Hi,
On Wed, Sep 06, 2023 at 09:11:02PM +0200, telekobold wrote:
Hi,
On 06.09.23 09:25, gus wrote:
Have you tried to connect to your own bridge and see if it works? Here is how you build your obfs4 bridge line (note: it's your bridge fingerprint and not your hashed bridge fingerprint): https://community.torproject.org/relay/setup/bridge/post-install/
there seems to be a mismatch between the description linked above and the Tor browser UI to manually add a Tor bridge: If one starts the Tor browser, click on "Configure Tor connections" and then on "Add a Bridge Manually" (seems to be the only possibility to test your own Bridge directly in the Tor browser), there is only the option to provide the bridge's IP address and the obfs4 port, but not, as mentioned in the description linked above the fingerprint and the obfs4 certificate. When I try to add the fingerprint and the obfs4 certificate of my bridges, no connection is established.

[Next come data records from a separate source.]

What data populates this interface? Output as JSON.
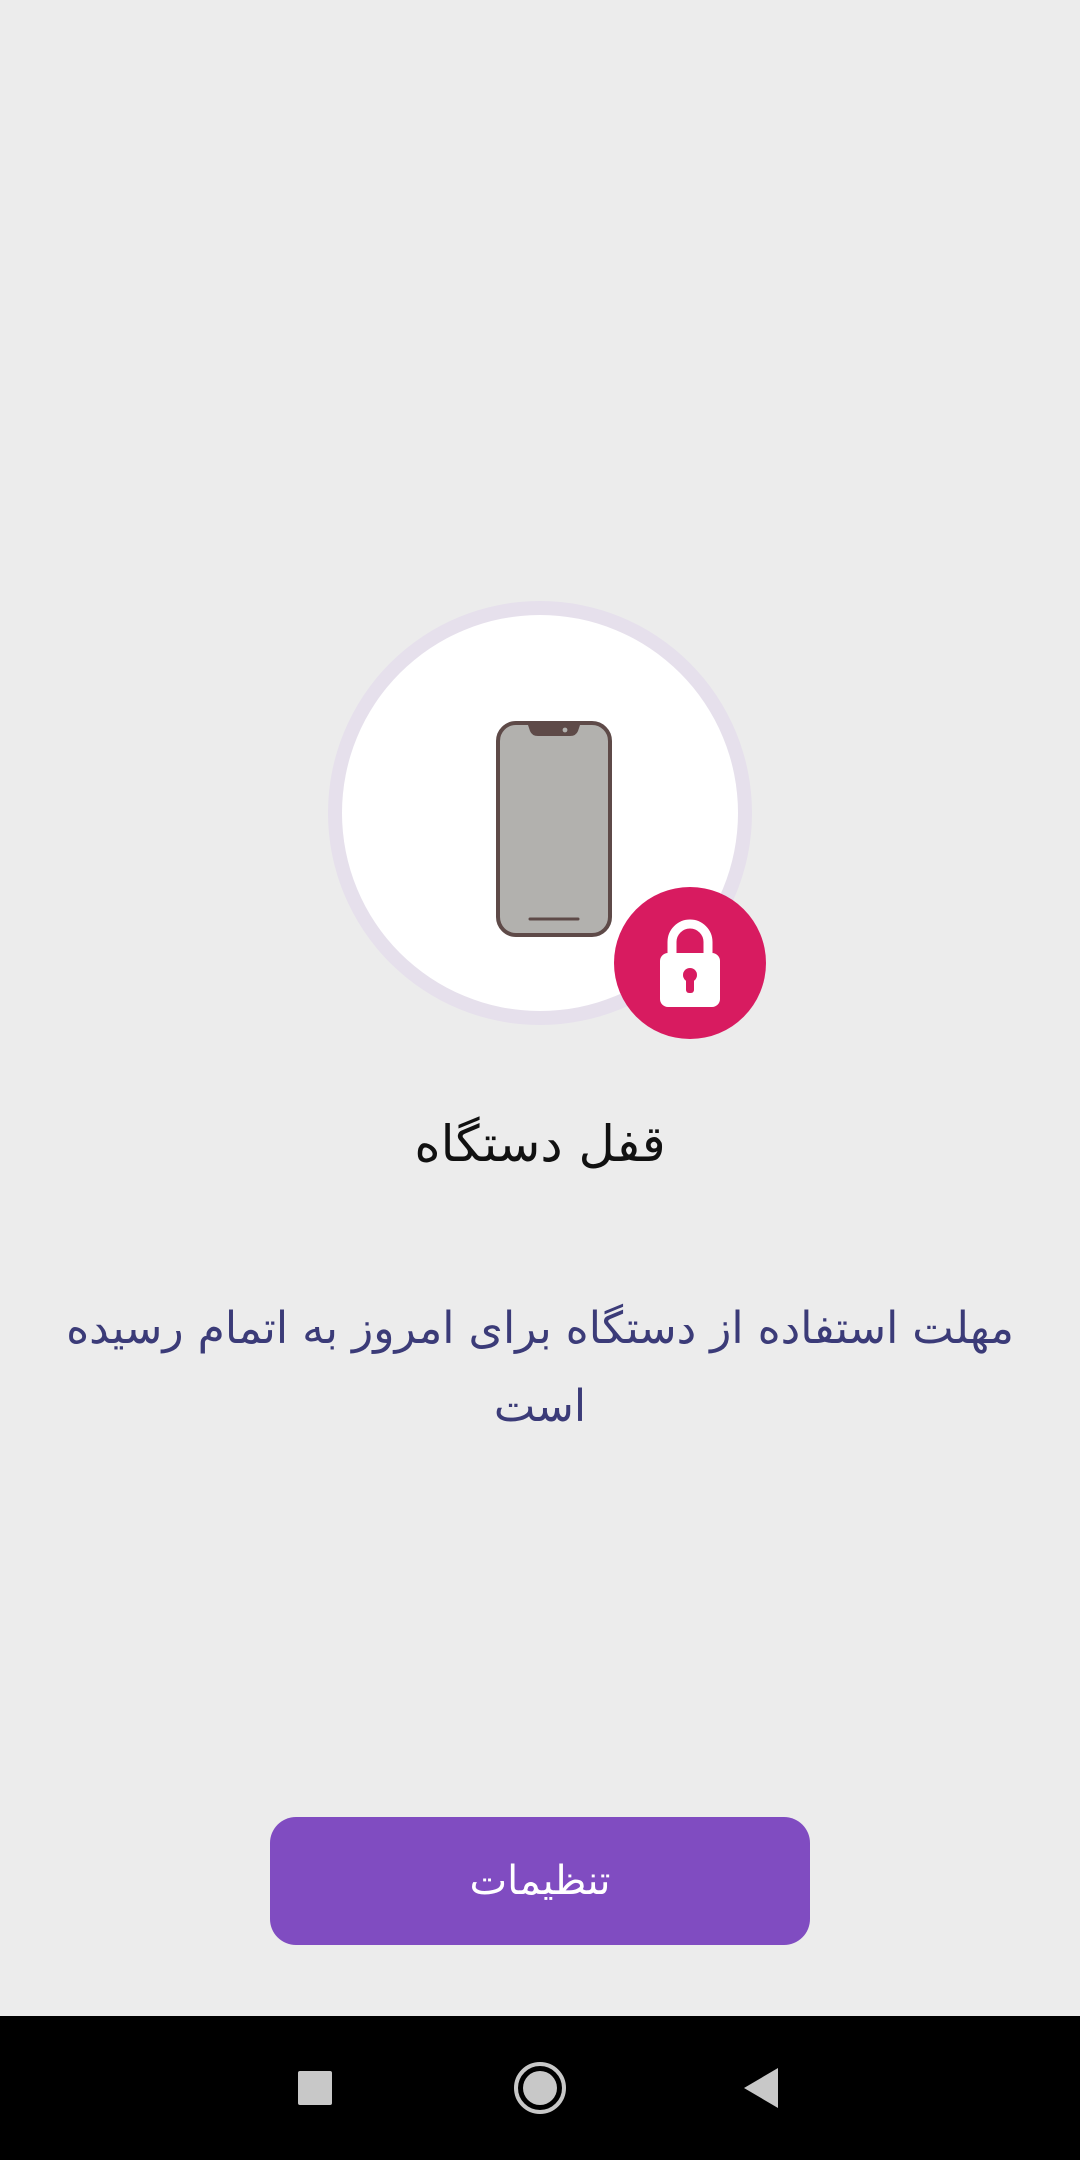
{
  "lock_screen": {
    "title": "قفل دستگاه",
    "message": "مهلت استفاده از دستگاه برای امروز به اتمام رسیده است",
    "settings_button_label": "تنظیمات",
    "icons": {
      "device": "smartphone-icon",
      "badge": "lock-icon"
    }
  },
  "navigation": {
    "buttons": [
      "recents-icon",
      "home-icon",
      "back-icon"
    ]
  },
  "colors": {
    "background": "#ececec",
    "primary": "#804cc1",
    "lock_badge": "#d81b60",
    "message_text": "#3b3b78",
    "title_text": "#111111",
    "nav_bar": "#000000"
  }
}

Yes, there is a mismatch in Tor Browser UI. See these tickets:
https://gitlab.torproject.org/tpo/applications/tor-browser/-/issues/40552
https://gitlab.torproject.org/tpo/applications/tor-browser/-/issues/41913
So, where is the advantage on additionally providing the fingerprint and the obfs4 certificate when connecting to Tor (I can imagine that it has something to do with authenticity)? And how can one do that using the Tor software respectively the Tor browser bundle?
If you add just IP:ORPort (**ORPort** and not the OBFS4 Port) you have a "vanilla" Tor bridge: a bridge that doesn't obfuscate your Tor traffic. So it may not work in countries/ISPs doing DPI. To use your own obfs4 bridge, you need to build the "complete bridge line"[1].